Провансальский триптих | страница 94
Современному городу едва ли ведомы непроглядная темень, впечатляющее воздействие одинокого огонька или одинокого далекого крика[169].
Действительно, тишина в городах Юга полна звуков, создающих музыкальный фон ночи. Далекий шум автомобилей, ветер в листве, сонное воркование голубей, собачий лай, вой сирены SAMU[170], жужжание самолета, невнятные голоса, шорохи, шелест… все это слышится постоянно, а значит — неслышимо: такая тишина может включать в себя все звуки, подобно белому цвету, который, являясь суммой всех цветов, остается белым.

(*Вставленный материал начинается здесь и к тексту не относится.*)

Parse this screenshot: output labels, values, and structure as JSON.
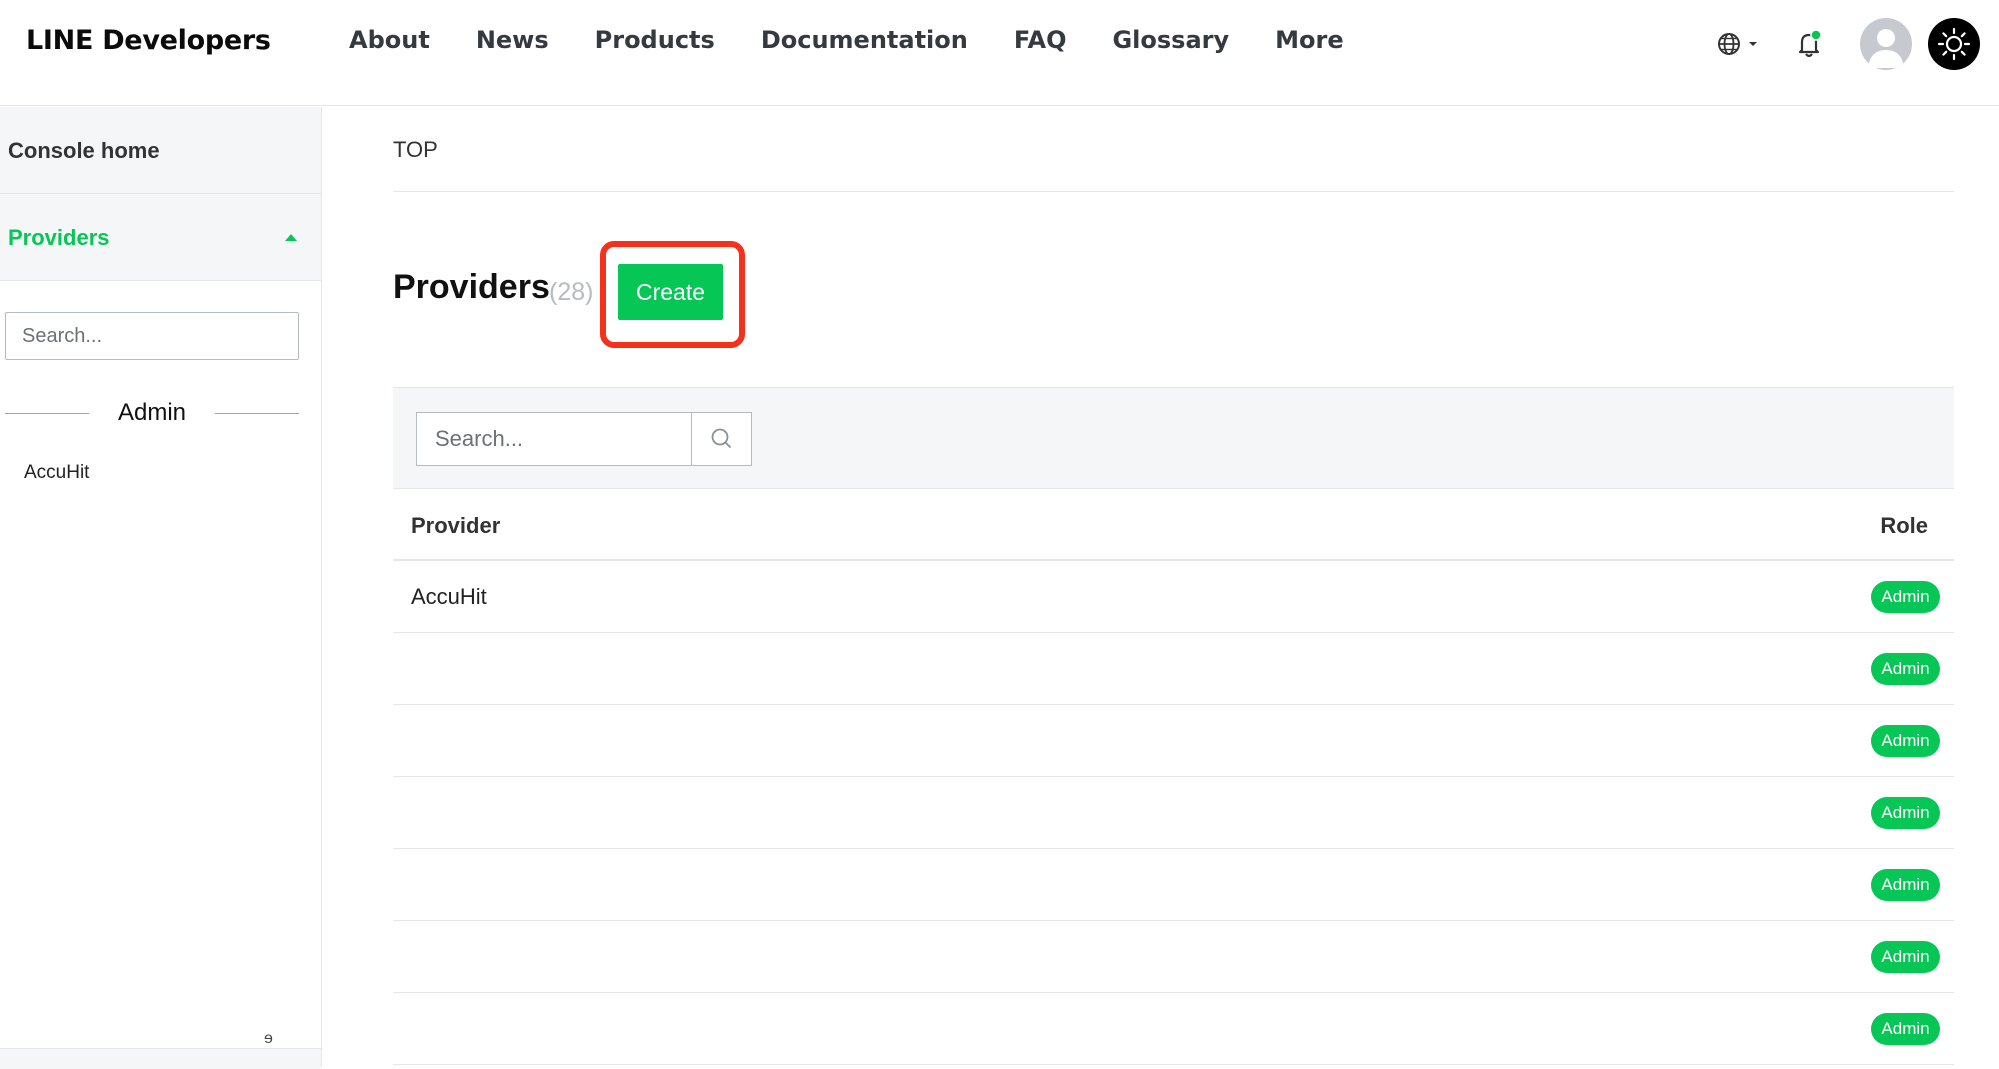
{
  "header": {
    "brand": "LINE Developers",
    "nav": [
      "About",
      "News",
      "Products",
      "Documentation",
      "FAQ",
      "Glossary",
      "More"
    ],
    "icons": [
      "globe-icon",
      "chevron-down-icon",
      "bell-icon",
      "avatar",
      "sun-icon"
    ],
    "notification_dot_color": "#06c755"
  },
  "sidebar": {
    "console_home": "Console home",
    "providers_label": "Providers",
    "search_placeholder": "Search...",
    "section_label": "Admin",
    "providers": [
      "AccuHit"
    ],
    "stray_glyph": "ɘ"
  },
  "main": {
    "breadcrumb": "TOP",
    "title": "Providers",
    "count": "(28)",
    "create_label": "Create",
    "search_placeholder": "Search...",
    "table": {
      "columns": [
        "Provider",
        "Role"
      ],
      "rows": [
        {
          "name": "AccuHit",
          "role": "Admin"
        },
        {
          "name": "",
          "role": "Admin"
        },
        {
          "name": "",
          "role": "Admin"
        },
        {
          "name": "",
          "role": "Admin"
        },
        {
          "name": "",
          "role": "Admin"
        },
        {
          "name": "",
          "role": "Admin"
        },
        {
          "name": "",
          "role": "Admin"
        }
      ]
    }
  },
  "colors": {
    "accent": "#06c755",
    "highlight": "#f5301c",
    "panel_bg": "#f5f6f7",
    "divider": "#e4e6e8"
  }
}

Однажды летней ночью, возвращаясь домой с площади Помм, я спускался по темной узенькой улочке-лестнице. Уже издалека была видна полоска света поперек мостовой; свет падал из открытой двери отделенного от улицы занавеской из бусин бара, откуда доносились гитарные аккорды и изумительный, с оттенком легкой меланхолии, девичий голос. Девушка пела старинную народную балладу на языке[171], который я не сразу узнал, хотя слова понимал без труда.
Я знал эту песню в более поздней французской версии. Когда-то, очень давно, в одной краковской квартире ее спел для нескольких друзей Серж Керваль[172]. Меня всегда очаровывали простота и вместе с тем страстность желаний, о которых в ней идет речь.
Как во многих других народных песнях, тема ее — одиночество, горькая доля и тоска.
Девушка — красивая и печальная — просит соловья:
Лети, соловушка, лети во Францию и расскажи про меня моей матушке. Но отцу ничего не говори, соловушка, потому что он нашел мне плохого мужа. Выдал за пастуха, который заставляет меня пасти коз. Самую лучшую я потеряла, но ее нашел молодой волопас.